19) Notices; Electronic Communications

We may send notices to the email on file or via your portal; notices are deemed given when sent. You consent to transact electronically. Legal notices to P2T:
Patient 2 Thrive, LLC – Attn: Legal

[email protected]


20) Miscellaneous

20.1 Independent Contractors. The parties are independent contractors. No partnership, franchise, joint venture, or employment relationship is created.
20.2 Assignment. You may not assign or transfer these Terms (by law or otherwise) without our prior written consent; any unauthorized assignment is void. We may assign to an affiliate or in connection with a merger, sale, or reorganization.
20.3 Export/Anti-Corruption. You will comply with applicable export controls, sanctions, and anti-corruption laws.
20.4 Severability; Waiver. If any provision is unenforceable, the remainder remains in effect. Failure to enforce is not a waiver.
20.5 Entire Agreement; Order of Precedence. These Terms, together with any Order(s) and our Privacy Statement, form the entire agreement and supersede prior or contemporaneous understandings. If there is a conflict, the Order controls, then these Terms, then any referenced policies.
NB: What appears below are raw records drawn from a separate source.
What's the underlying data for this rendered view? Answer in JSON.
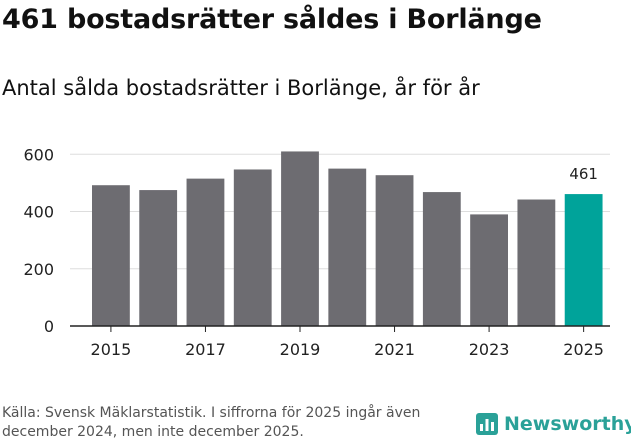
{
  "headline": "461 bostadsrätter såldes i Borlänge",
  "subtitle": "Antal sålda bostadsrätter i Borlänge, år för år",
  "source": "Källa: Svensk Mäklarstatistik. I siffrorna för 2025 ingår även december 2024, men inte december 2025.",
  "brand": {
    "name": "Newsworthy",
    "icon": "newsworthy-logo-icon",
    "color": "#2aa198"
  },
  "colors": {
    "bar": "#6d6c71",
    "highlight": "#00a39a",
    "grid": "#dddddd",
    "axis": "#222222"
  },
  "chart_data": {
    "type": "bar",
    "title": "Antal sålda bostadsrätter i Borlänge, år för år",
    "categories": [
      "2015",
      "2016",
      "2017",
      "2018",
      "2019",
      "2020",
      "2021",
      "2022",
      "2023",
      "2024",
      "2025"
    ],
    "values": [
      492,
      475,
      515,
      547,
      610,
      550,
      527,
      468,
      390,
      442,
      461
    ],
    "highlight_index": 10,
    "data_labels": [
      {
        "index": 10,
        "text": "461"
      }
    ],
    "x_tick_labels": [
      "2015",
      "2017",
      "2019",
      "2021",
      "2023",
      "2025"
    ],
    "y_ticks": [
      0,
      200,
      400,
      600
    ],
    "ylim": [
      0,
      650
    ],
    "xlabel": "",
    "ylabel": "",
    "grid": true
  }
}
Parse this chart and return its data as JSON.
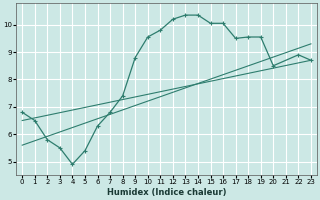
{
  "xlabel": "Humidex (Indice chaleur)",
  "xlim": [
    -0.5,
    23.5
  ],
  "ylim": [
    4.5,
    10.8
  ],
  "xticks": [
    0,
    1,
    2,
    3,
    4,
    5,
    6,
    7,
    8,
    9,
    10,
    11,
    12,
    13,
    14,
    15,
    16,
    17,
    18,
    19,
    20,
    21,
    22,
    23
  ],
  "yticks": [
    5,
    6,
    7,
    8,
    9,
    10
  ],
  "bg_color": "#cce8e5",
  "grid_color": "#ffffff",
  "line_color": "#2e7d6e",
  "series1_x": [
    0,
    1,
    2,
    3,
    4,
    5,
    6,
    7,
    8,
    9,
    10,
    11,
    12,
    13,
    14,
    15,
    16,
    17,
    18,
    19,
    20,
    22,
    23
  ],
  "series1_y": [
    6.8,
    6.5,
    5.8,
    5.5,
    4.9,
    5.4,
    6.3,
    6.8,
    7.4,
    8.8,
    9.55,
    9.8,
    10.2,
    10.35,
    10.35,
    10.05,
    10.05,
    9.5,
    9.55,
    9.55,
    8.5,
    8.9,
    8.7
  ],
  "trend1_x": [
    0,
    23
  ],
  "trend1_y": [
    5.6,
    9.3
  ],
  "trend2_x": [
    0,
    23
  ],
  "trend2_y": [
    6.5,
    8.7
  ]
}
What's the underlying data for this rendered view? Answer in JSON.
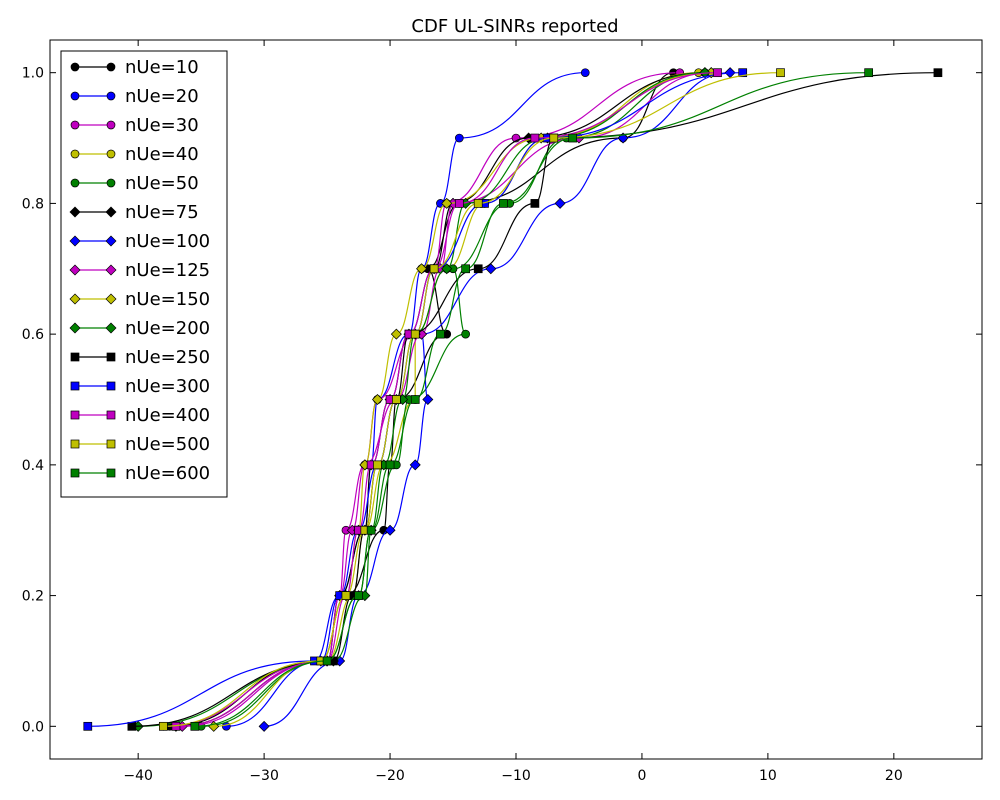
{
  "chart_data": {
    "type": "line",
    "title": "CDF UL-SINRs reported",
    "xlabel": "",
    "ylabel": "",
    "xlim": [
      -47,
      27
    ],
    "ylim": [
      -0.05,
      1.05
    ],
    "x_ticks": [
      -40,
      -30,
      -20,
      -10,
      0,
      10,
      20
    ],
    "x_tick_labels": [
      "−40",
      "−30",
      "−20",
      "−10",
      "0",
      "10",
      "20"
    ],
    "y_ticks": [
      0.0,
      0.2,
      0.4,
      0.6,
      0.8,
      1.0
    ],
    "y_tick_labels": [
      "0.0",
      "0.2",
      "0.4",
      "0.6",
      "0.8",
      "1.0"
    ],
    "grid": false,
    "legend_position": "top-left",
    "marker_y": [
      0,
      0.1,
      0.2,
      0.3,
      0.4,
      0.5,
      0.6,
      0.7,
      0.8,
      0.9,
      1.0
    ],
    "series": [
      {
        "name": "nUe=10",
        "color": "#000000",
        "marker": "circle",
        "x_at_marker_y": [
          -37.5,
          -25.5,
          -23.5,
          -20.5,
          -20.0,
          -19.5,
          -15.5,
          -17.0,
          -14.5,
          -1.5,
          2.5
        ]
      },
      {
        "name": "nUe=20",
        "color": "#0000ff",
        "marker": "circle",
        "x_at_marker_y": [
          -33.0,
          -25.5,
          -24.0,
          -22.0,
          -21.5,
          -21.0,
          -18.5,
          -17.5,
          -16.0,
          -14.5,
          -4.5
        ]
      },
      {
        "name": "nUe=30",
        "color": "#bf00bf",
        "marker": "circle",
        "x_at_marker_y": [
          -38.0,
          -25.0,
          -24.0,
          -23.5,
          -22.0,
          -21.0,
          -18.0,
          -16.5,
          -15.5,
          -10.0,
          3.0
        ]
      },
      {
        "name": "nUe=40",
        "color": "#bfbf00",
        "marker": "circle",
        "x_at_marker_y": [
          -37.0,
          -25.0,
          -23.0,
          -22.0,
          -20.5,
          -18.0,
          -18.0,
          -15.5,
          -12.5,
          -7.5,
          4.5
        ]
      },
      {
        "name": "nUe=50",
        "color": "#008000",
        "marker": "circle",
        "x_at_marker_y": [
          -35.0,
          -25.0,
          -22.5,
          -21.5,
          -19.5,
          -18.5,
          -14.0,
          -15.0,
          -10.5,
          -6.0,
          5.0
        ]
      },
      {
        "name": "nUe=75",
        "color": "#000000",
        "marker": "diamond",
        "x_at_marker_y": [
          -37.0,
          -25.0,
          -24.0,
          -22.0,
          -21.5,
          -20.0,
          -18.5,
          -16.5,
          -15.0,
          -9.0,
          5.0
        ]
      },
      {
        "name": "nUe=100",
        "color": "#0000ff",
        "marker": "diamond",
        "x_at_marker_y": [
          -30.0,
          -24.0,
          -22.5,
          -20.0,
          -18.0,
          -17.0,
          -17.5,
          -12.0,
          -6.5,
          -1.5,
          7.0
        ]
      },
      {
        "name": "nUe=125",
        "color": "#bf00bf",
        "marker": "diamond",
        "x_at_marker_y": [
          -36.5,
          -25.0,
          -24.0,
          -23.0,
          -22.0,
          -19.5,
          -17.5,
          -16.0,
          -15.0,
          -5.0,
          5.5
        ]
      },
      {
        "name": "nUe=150",
        "color": "#bfbf00",
        "marker": "diamond",
        "x_at_marker_y": [
          -34.0,
          -25.5,
          -23.5,
          -22.5,
          -22.0,
          -21.0,
          -19.5,
          -17.5,
          -15.5,
          -8.0,
          5.5
        ]
      },
      {
        "name": "nUe=200",
        "color": "#008000",
        "marker": "diamond",
        "x_at_marker_y": [
          -40.0,
          -24.5,
          -22.0,
          -21.5,
          -20.5,
          -19.0,
          -18.0,
          -15.5,
          -14.0,
          -7.5,
          5.0
        ]
      },
      {
        "name": "nUe=250",
        "color": "#000000",
        "marker": "square",
        "x_at_marker_y": [
          -40.5,
          -24.5,
          -23.0,
          -22.0,
          -21.0,
          -19.5,
          -18.5,
          -13.0,
          -8.5,
          -7.0,
          23.5
        ]
      },
      {
        "name": "nUe=300",
        "color": "#0000ff",
        "marker": "square",
        "x_at_marker_y": [
          -44.0,
          -26.0,
          -24.0,
          -22.5,
          -21.0,
          -19.5,
          -18.0,
          -16.5,
          -12.5,
          -7.5,
          8.0
        ]
      },
      {
        "name": "nUe=400",
        "color": "#bf00bf",
        "marker": "square",
        "x_at_marker_y": [
          -37.0,
          -25.0,
          -23.5,
          -22.5,
          -21.5,
          -20.0,
          -18.5,
          -16.5,
          -14.5,
          -8.5,
          6.0
        ]
      },
      {
        "name": "nUe=500",
        "color": "#bfbf00",
        "marker": "square",
        "x_at_marker_y": [
          -38.0,
          -25.5,
          -23.5,
          -22.0,
          -21.0,
          -19.5,
          -18.0,
          -16.5,
          -13.0,
          -7.0,
          11.0
        ]
      },
      {
        "name": "nUe=600",
        "color": "#008000",
        "marker": "square",
        "x_at_marker_y": [
          -35.5,
          -25.0,
          -22.5,
          -21.5,
          -20.0,
          -18.0,
          -16.0,
          -14.0,
          -11.0,
          -5.5,
          18.0
        ]
      }
    ]
  }
}
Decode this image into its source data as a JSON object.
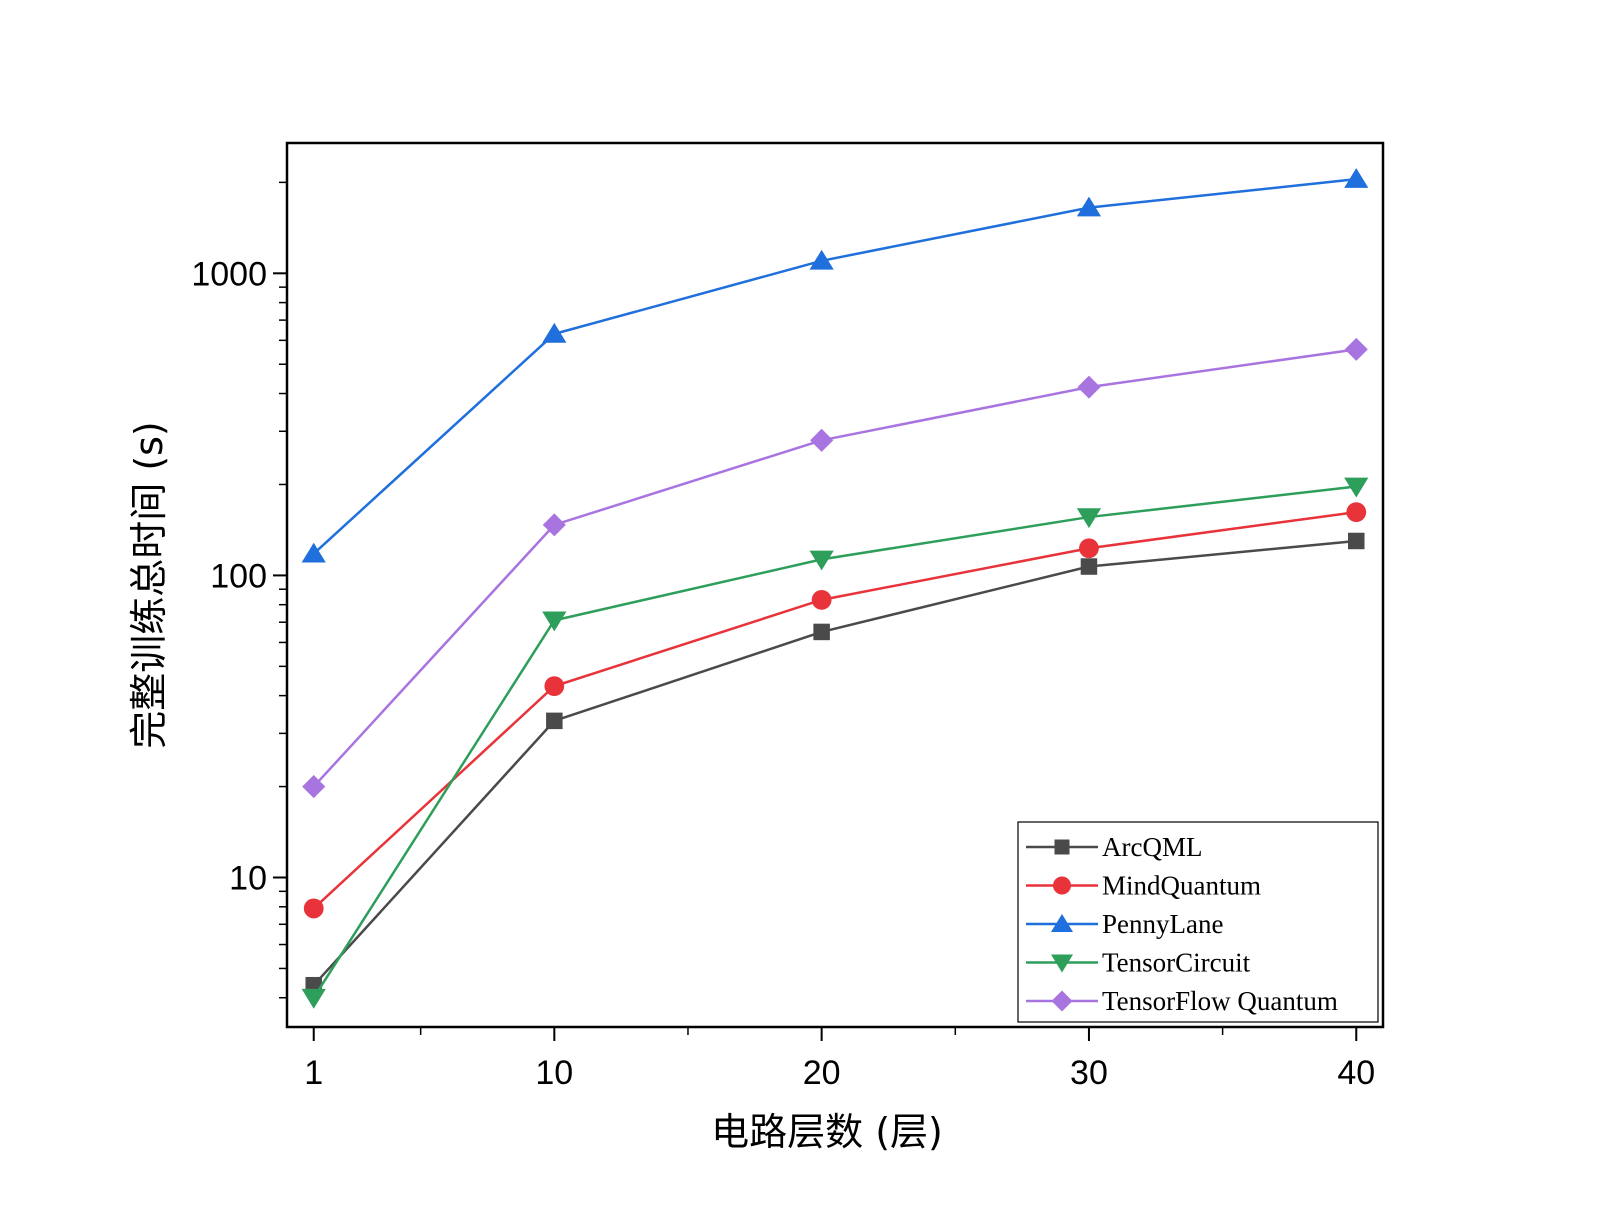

21) SMS/MMS Program Terms (If Applicable)

Program: Patient 2 Thrive Alerts/Reminders/Promotions.

Frequency: Varies; typically appointment reminders, confirmations, promotional or educational messages.

Opt-In: By providing your mobile number and consenting, you agree to receive automated texts. Consent not required to purchase.

Opt-Out: Reply STOP to cancel; HELP for help. Message/data rates may apply.

Carriers: Not liable for delayed or undelivered messages.

Support: [email protected] or (954) 516-3328.

Eligibility: Must be 18+ or have parental consent where required.

Privacy: See www.patient2thrive.com/privacy.


Acceptance

BY USING THE SERVICES, SIGNING AN ORDER, OR CLICKING “I AGREE,” YOU ACKNOWLEDGE THAT YOU HAVE READ, UNDERSTOOD, AND AGREE TO BE BOUND BY THESE TERMS.